Ancient scientists called alchemists dreamed of finding a way to transform common materials into gold. No such discovery was made. For centuries great thinkers have tried to find ways to transform the evil human heart into a noble, selfless heart. Have philosophers found success? Only the Holy Spirit can produce the change, and it is dramatic, as in the case of King Saul. Following his anointing, Samuel told him: "The Spirit of the Lord will come upon you mightily, and you shall . . . be changed into another man. . . . Then it happened when he turned his back to leave Samuel, God changed his heart" (1 Sam. 10:6, 9, NASB). Unfortunately his transformation did not have staying power. Here's why: "It must be remembered that such a change becomes permanent only with the daily reaffirmation of the choice thus made." (1)

Our continuing interactions with our Divine Mentors will produce lasting results. Looking to Jesus, "all of us, with unveiled faces, seeing the glory of the Lord as though reflected in a mirror, are being transformed into the same image from one degree of glory to another" (2 Cor. 3:18)

To Know God's Will Better

 

Paul's writings are sometimes hard to understand, as Peter admitted. The final clause of Romans 12:1, 2 is an example. In telling us about the benefits of following his instructions, Paul writes: "So that you may discern what is the will of God-what is good and acceptable and perfect." What does this mean? It's puzzling. We can see that this spiritual benefit has to do with you and me and our understanding of God's will. Yet, his description is vague.

Let's turn to Phillips' paraphrase: "So that you may prove in practice that the plan of God for you is good." This wording supplies the connection between the Christian and God's will with these two words: "for you." Now let's add this phrase, "for you," to our NRSV reading: "So that you may discern what is the will of God for you--what is good and acceptable and perfect."
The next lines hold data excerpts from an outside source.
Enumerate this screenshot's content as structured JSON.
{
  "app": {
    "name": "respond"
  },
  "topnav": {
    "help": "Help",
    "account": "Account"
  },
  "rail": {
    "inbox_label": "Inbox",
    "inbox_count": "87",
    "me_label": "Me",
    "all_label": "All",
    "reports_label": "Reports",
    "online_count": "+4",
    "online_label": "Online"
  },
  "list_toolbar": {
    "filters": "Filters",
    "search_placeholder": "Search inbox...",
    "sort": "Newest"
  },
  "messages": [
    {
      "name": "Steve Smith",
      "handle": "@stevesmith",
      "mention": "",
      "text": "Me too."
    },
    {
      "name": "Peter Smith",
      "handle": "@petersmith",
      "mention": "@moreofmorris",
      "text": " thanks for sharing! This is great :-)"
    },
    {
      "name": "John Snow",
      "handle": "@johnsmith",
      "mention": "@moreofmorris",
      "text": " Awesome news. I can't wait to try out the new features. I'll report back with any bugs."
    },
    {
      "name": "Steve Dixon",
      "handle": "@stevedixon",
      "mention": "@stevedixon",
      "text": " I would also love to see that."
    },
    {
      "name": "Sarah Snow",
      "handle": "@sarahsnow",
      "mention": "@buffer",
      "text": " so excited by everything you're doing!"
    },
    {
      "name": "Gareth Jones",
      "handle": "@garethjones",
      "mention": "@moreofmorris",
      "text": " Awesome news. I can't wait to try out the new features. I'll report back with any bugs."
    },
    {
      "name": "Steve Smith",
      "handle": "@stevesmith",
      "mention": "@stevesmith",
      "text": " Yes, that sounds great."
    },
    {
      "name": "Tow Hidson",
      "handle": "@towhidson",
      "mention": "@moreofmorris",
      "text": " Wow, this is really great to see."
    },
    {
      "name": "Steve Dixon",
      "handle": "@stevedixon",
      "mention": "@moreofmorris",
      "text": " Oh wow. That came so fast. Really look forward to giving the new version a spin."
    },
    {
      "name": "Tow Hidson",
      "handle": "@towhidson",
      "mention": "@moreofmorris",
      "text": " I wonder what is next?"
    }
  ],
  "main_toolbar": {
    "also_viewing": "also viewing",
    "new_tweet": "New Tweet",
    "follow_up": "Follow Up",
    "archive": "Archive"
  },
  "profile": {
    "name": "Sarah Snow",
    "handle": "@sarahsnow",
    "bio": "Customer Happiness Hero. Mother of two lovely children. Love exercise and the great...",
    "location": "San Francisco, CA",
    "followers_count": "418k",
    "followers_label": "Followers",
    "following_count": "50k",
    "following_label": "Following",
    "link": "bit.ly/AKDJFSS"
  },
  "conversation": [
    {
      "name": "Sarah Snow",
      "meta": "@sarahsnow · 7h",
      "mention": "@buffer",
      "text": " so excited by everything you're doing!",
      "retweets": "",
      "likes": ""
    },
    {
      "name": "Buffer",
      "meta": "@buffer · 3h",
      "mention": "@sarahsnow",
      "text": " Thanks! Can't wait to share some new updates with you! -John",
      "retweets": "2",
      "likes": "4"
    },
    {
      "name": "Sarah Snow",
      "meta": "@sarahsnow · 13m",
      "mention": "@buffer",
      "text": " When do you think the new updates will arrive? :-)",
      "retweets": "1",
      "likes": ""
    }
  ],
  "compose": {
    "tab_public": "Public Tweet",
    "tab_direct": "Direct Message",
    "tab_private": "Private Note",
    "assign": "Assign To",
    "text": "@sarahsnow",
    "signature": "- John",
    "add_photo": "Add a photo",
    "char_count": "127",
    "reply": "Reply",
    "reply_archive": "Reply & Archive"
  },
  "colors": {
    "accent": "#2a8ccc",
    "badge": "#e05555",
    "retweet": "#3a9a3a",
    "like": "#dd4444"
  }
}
"The result of this transformation is the ability to prove, to discern in actual experience, what is the will of God. With a new sensitiveness of insight we discover in our actual situation what God would have us do, and in the process we learn more fully the nature of his purpose for us." (2)

Putting It All Together

If we now want to know why a Christian should present himself or herself to God as a sacrifice, why he should choose nonconformity, and why he should subject himself to transformation, we will find the reasons in this very text of Scripture. Here are the two attractive reasons: (a) because of God's mercies and (b) in order to have a fuller understanding of God's will for us.

When we who have chosen total dedication heed Paul's guidance, our heavenly Father receives this benefit: His "people" advance toward victory in His conflict with Satan. And how do you and I benefit? A great peace settles over our once-jumbled life. Instead of disharmony, contentment swells in our inner being. We are now in tune with God's will for us.